L’écriture de « L’expérience des mots », didactique, se fait elle aussi performative, met en pratique la théorie en la formulant.  « Le travail de composition consiste à ménager la dynamique de l’ensemble et l’articulation des éléments » énonce par exemple l’auteur de l’essai (p. 208), définissant par là-même le livre en cours. La méthode d’écriture ainsi explicitée est aussi guide de lecture à valeur rétroactive, applicable aux cinq sections précédentes. En fait, il faut lire en diptyque ces deux parties du Livre qui se reflètent l’une l’autre. Toutes deux poursuivent le même but, selon des tonalités très différentes. Par l’intermédiaire de verbes de modalité (devoir, falloir), c’est une théorie littéraire qui s’édicte (« il s’agira de »). La démarche poétique telle qu’elle est définie dans le traité « L’expérience des mots » est une proposition ferme, pesée, argumentée et illustrée, délivrée en propositions qui sont autant d’étapes. Le poète prodigue des conseils qui nous éclairent sur sa manière. Par exemple, si l’œuvre est longue, il est nécessaire de la segmenter en sections. De même, pour éviter une déperdition d’attention du lecteur, « il faut créer des contrastes de couleur, de ton, de rythme, qui donnent à voir toujours autrement le matériau verbal. » Dans le même ordre d’idée (permettre au lecteur d’avoir des repères dans l’œuvre), il s’agit de recourir au leitmotiv, emprunt direct au registre musical cher à l’auteur. C’est d’ailleurs précisément là un des traits frappants et efficaces de la poésie de Gérard Pfister, le retour régulier « de strophes ou de petites suites de strophes qui auront déjà été énoncées et qui, se trouveront répétées une ou plusieurs fois, sous une forme identique ou légèrement modifiée. » La proposition se trouve donc, non seulement prospective (dire ce que « sera » l’œuvre idéale) mais aussi rétroactive (éclairer un procédé utilisé dans le cours même du Livre, et dans les œuvres précédentes).

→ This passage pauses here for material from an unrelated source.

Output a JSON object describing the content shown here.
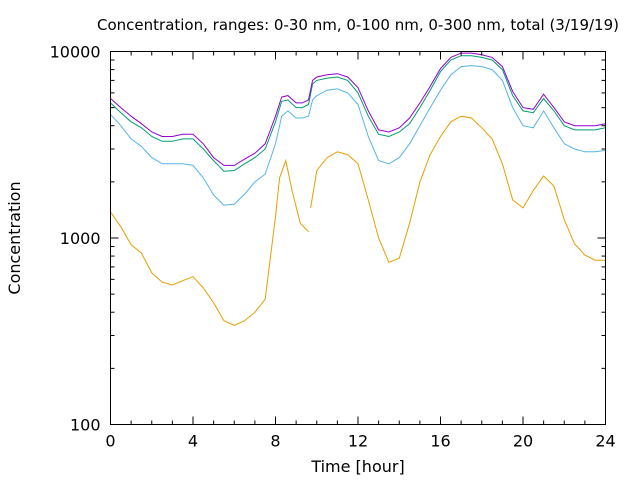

Présence-absence auctoriale

Il est donc question d’une poétique, voire d’un manifeste ou d’un traité. Toutefois, sa grande singularité tient à l’effacement de la référence auctoriale. Les injonctions sont à la tournure impersonnelle, elles préconisent ce qu’il conviendra de faire, mais la discrétion du poète est ici une manière de laisser vivre le livre en toute autonomie. C’est Le Livre en quête d’auteur. Tout au long du recueil, « Le Livre » est le sujet et l’objet du livre. Son existence défie les lois du réel, il semble s’auto-suffire. C’est d’ailleurs à la fin seulement des cinq sections (actes ?) que la question de l’écriture du livre, de la pensée qui y préside et de la conscience qui lui donne forme, est posée.

    432
Car nul n’écrit

nul ne lit
le livre

    433
Ligne après ligne
le texte seul

conduit la main

Le texte pré-existant paraît guider l’écriture en acte. C’est peut-être la stance la plus importante, car elle pose la question du lieu de résidence de cette auctorialité. Une forme de réponse est donnée un peu plus loin :

    458
Écrire
n’est rien

que se quitter

    459
est-il
plus grand bonheur

que n’être plus à soi

Le retrait de l’auteur correspond à ce don du Livre. « Il ne s’appartient plus » en quelque sorte. En un sens, c’est le lecteur qui a écrit le livre, pour l’avoir lu puis refermé. Nous sommes pris au piège de cette belle réflexion. Gérard Pfister nous a conduits à notre insu à accomplir le programme d’une lecture optimale : il nous a mis en mouvement, a créé l’étincelle, la rencontre, qui est l’un des desseins du Livre.

Le mot « auteur » n’apparaît significativement que très tard dans son œuvre, et c’est pour parler de cet égarement / effacement, du lecteur ensuite, de l’auteur d’abord.

    473
Un livre est un labyrinthe
où l’auteur

le premier s’est perdu

Et pourtant l’auteur est bien là et même nous assistons comme en direct à l’acte de création poétique, qui s’énonce en se faisant (puisque tout est performatif dans cette histoire). L’auteur se révèle dans les signes qu’il nous donne, toujours avec la même discrétion. Il nous invite à une lecture attentive, un déchiffrement. En voici un exemple.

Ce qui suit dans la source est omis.